For non-primitive, complex data types, $questionnaire should be applied to the SD of the data type and returned as a subgroup of questionnaire items. An example of the Range data type represented as a group of questionnaire items follows.

{
  "linkId": "Range",
  "definition": "http://example.org/StructureDefinition/ExampleObservation#Observation.value[x]:valueRange",
  "text": "Actual result",
  "type": "group",
  "item": [
    {
      "linkId": "Range.low",
      "definition": "http://example.org/StructureDefinition/ExampleObservation#Observation.value[x]:valueRange.low",
      "text": "Low limit",
      "type": "quantity"
    },
    {
      "linkId": "Range.high",
      "definition": "http://example.org/StructureDefinition/ExampleObservation#Observation.value[x]:valueRange.high",
      "text": "High limit",
      "type": "quantity"
    }
  ]
}

PlanDefinition/$questionnaire

See CPG plan definition $questionnaire operation.

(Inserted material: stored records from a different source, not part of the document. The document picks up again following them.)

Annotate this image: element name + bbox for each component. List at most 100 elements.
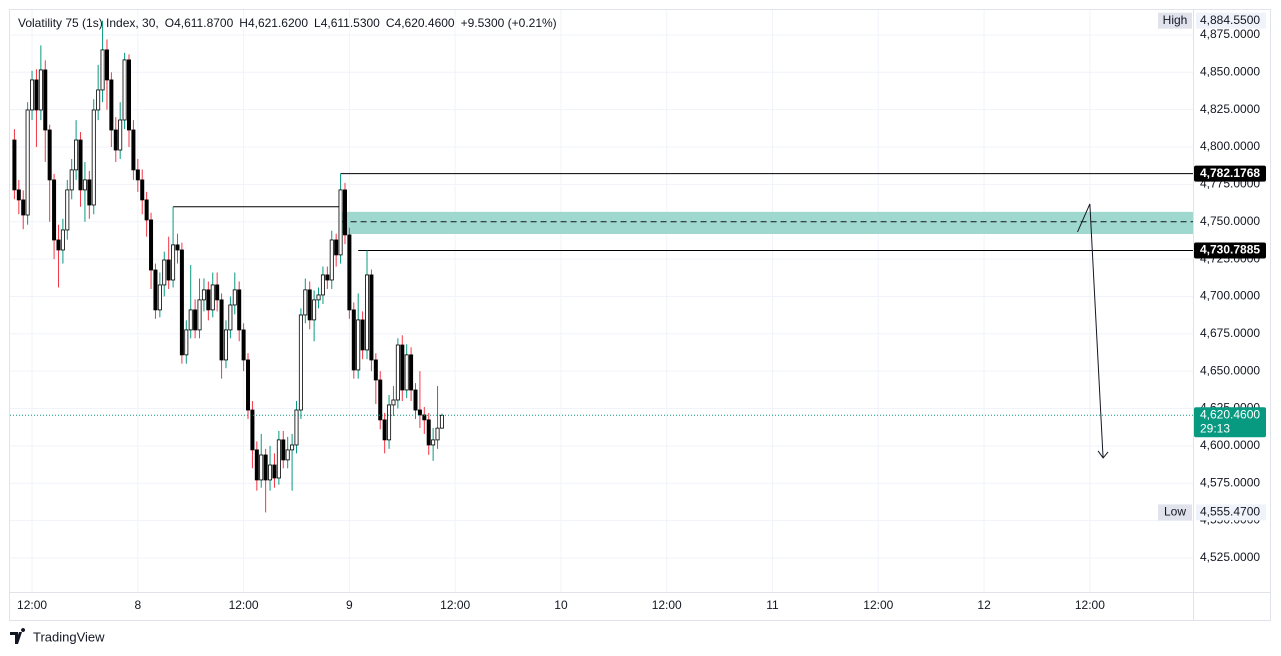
candle-body [12, 139, 17, 191]
candle-body [360, 319, 365, 351]
candle-body [219, 299, 224, 361]
tag-text: 4,782.1768 [1200, 166, 1260, 180]
candle-body [426, 419, 431, 446]
tag-box [1194, 165, 1266, 182]
candle-body [122, 59, 127, 121]
candle-body [347, 234, 352, 311]
candle-body [241, 329, 246, 361]
y-tick-label: 4,825.0000 [1200, 102, 1260, 116]
tag-box [1196, 12, 1266, 29]
x-tick-label: 12 [977, 598, 991, 612]
tag-label: High [1163, 13, 1188, 27]
candle-body [91, 109, 96, 206]
ohlc-prefix: O [165, 16, 174, 30]
candle-body [140, 179, 145, 201]
candle-body [47, 129, 52, 181]
ohlc-value: 4,611.5300 [321, 16, 380, 30]
candle-body [334, 239, 339, 256]
logo [10, 628, 26, 644]
tag-label-box [1158, 504, 1192, 521]
candle-body [338, 189, 343, 256]
candle-body [118, 119, 123, 151]
candle-body [312, 299, 317, 321]
candle-body [210, 284, 215, 311]
candle-body [179, 249, 184, 356]
candle-body [387, 404, 392, 441]
candle-body [109, 79, 114, 131]
candle-body [21, 199, 26, 216]
candle-body [369, 274, 374, 361]
y-tick-label: 4,800.0000 [1200, 139, 1260, 153]
candle-body [320, 274, 325, 296]
candle-body [404, 354, 409, 391]
y-tick-label: 4,875.0000 [1200, 27, 1260, 41]
x-tick-label: 10 [554, 598, 568, 612]
y-tick-label: 4,525.0000 [1200, 550, 1260, 564]
candle-body [307, 289, 312, 321]
candle-body [413, 389, 418, 411]
candle-body [82, 179, 87, 191]
x-tick-label: 12:00 [17, 598, 47, 612]
x-tick-label: 12:00 [863, 598, 893, 612]
candle-body [373, 359, 378, 381]
ohlc-prefix: H [239, 16, 248, 30]
candle-body [298, 314, 303, 411]
candle-body [439, 414, 444, 429]
y-tick-label: 4,700.0000 [1200, 289, 1260, 303]
candle-body [400, 344, 405, 391]
x-tick-label: 12:00 [1075, 598, 1105, 612]
tag-box [1194, 242, 1266, 259]
ohlc-prefix: L [314, 16, 321, 30]
tag-box [1194, 407, 1266, 438]
candle-body [69, 169, 74, 191]
candle-body [232, 289, 237, 306]
candle-body [127, 59, 132, 131]
candle-body [197, 299, 202, 331]
candle-body [166, 259, 171, 281]
candle-body [215, 284, 220, 301]
candle-body [281, 439, 286, 461]
ohlc-value: 4,621.6200 [248, 16, 308, 30]
candle-body [60, 229, 65, 251]
x-tick-label: 12:00 [440, 598, 470, 612]
x-tick-label: 9 [346, 598, 353, 612]
candle-body [87, 179, 92, 206]
tag-text: 4,555.4700 [1200, 505, 1260, 519]
candle-body [325, 274, 330, 281]
candle-body [96, 89, 101, 111]
candle-body [135, 169, 140, 181]
candle-body [162, 259, 167, 286]
candle-body [34, 79, 39, 111]
x-tick-label: 11 [766, 598, 779, 612]
candle-body [38, 69, 43, 111]
candle-body [52, 179, 57, 241]
candle-body [303, 289, 308, 316]
candle-body [153, 269, 158, 311]
y-tick-label: 4,750.0000 [1200, 214, 1260, 228]
candle-body [395, 344, 400, 401]
candle-body [43, 69, 48, 131]
candle-body [228, 304, 233, 331]
tag-text: 4,884.5500 [1200, 13, 1260, 27]
candle-body [206, 289, 211, 311]
candle-body [113, 129, 118, 151]
change: +9.5300 (+0.21%) [461, 16, 557, 30]
candle-body [268, 464, 273, 481]
y-tick-label: 4,675.0000 [1200, 326, 1260, 340]
candle-body [382, 419, 387, 441]
candle-body [100, 49, 105, 91]
candle-body [175, 244, 180, 251]
candle-body [250, 409, 255, 451]
candle-body [391, 399, 396, 406]
candle-body [184, 329, 189, 356]
candle-body [378, 379, 383, 421]
brand[interactable]: TradingView [33, 629, 105, 644]
candle-body [16, 189, 21, 201]
candle-body [74, 139, 79, 171]
tag-label: Low [1164, 505, 1186, 519]
tag-text: 4,620.4600 [1200, 407, 1260, 421]
arrow [1077, 203, 1104, 458]
candle-body [409, 354, 414, 391]
candle-body [25, 109, 30, 216]
symbol-title: Volatility 75 (1s) Index, 30, [18, 16, 159, 30]
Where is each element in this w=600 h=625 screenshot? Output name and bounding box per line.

PlanDefinition/$questionnaire uses the same principles and methodology as StructureDefinition/$questionnaire, but is generated from multiple StructureDefinitions. These are case feature definitions referenced from PlanDefinition action.input.

The PlanDefinition is processed as follows:

  1. Find all planDefinition.action.input elements where a case feature is referenced. If the plan definition includes action.definitionCanonical with a reference to another plan definition, recurse over the nested planDefinition.action.input elements.

  2. Using the processing semantics for structureDefinition/$questionnaire, for each case feature identified from the PlanDefinition:

    1. Generate a group of questionnaire items on the target questionnaire; or

    2. To leverage Questionnaire/$assemble, generate an individual questionnaire for each case feature. Then call $assemble to generate a single questionnaire. See SDC modular questionnaires for implementation details.

The questionnaire should conform to SDC Populatable Questionnaire - Expression and SDC Extractable Questionnaire - Definition and should align with the expected output of Questionnaire/$assemble, although the assembly process may differ.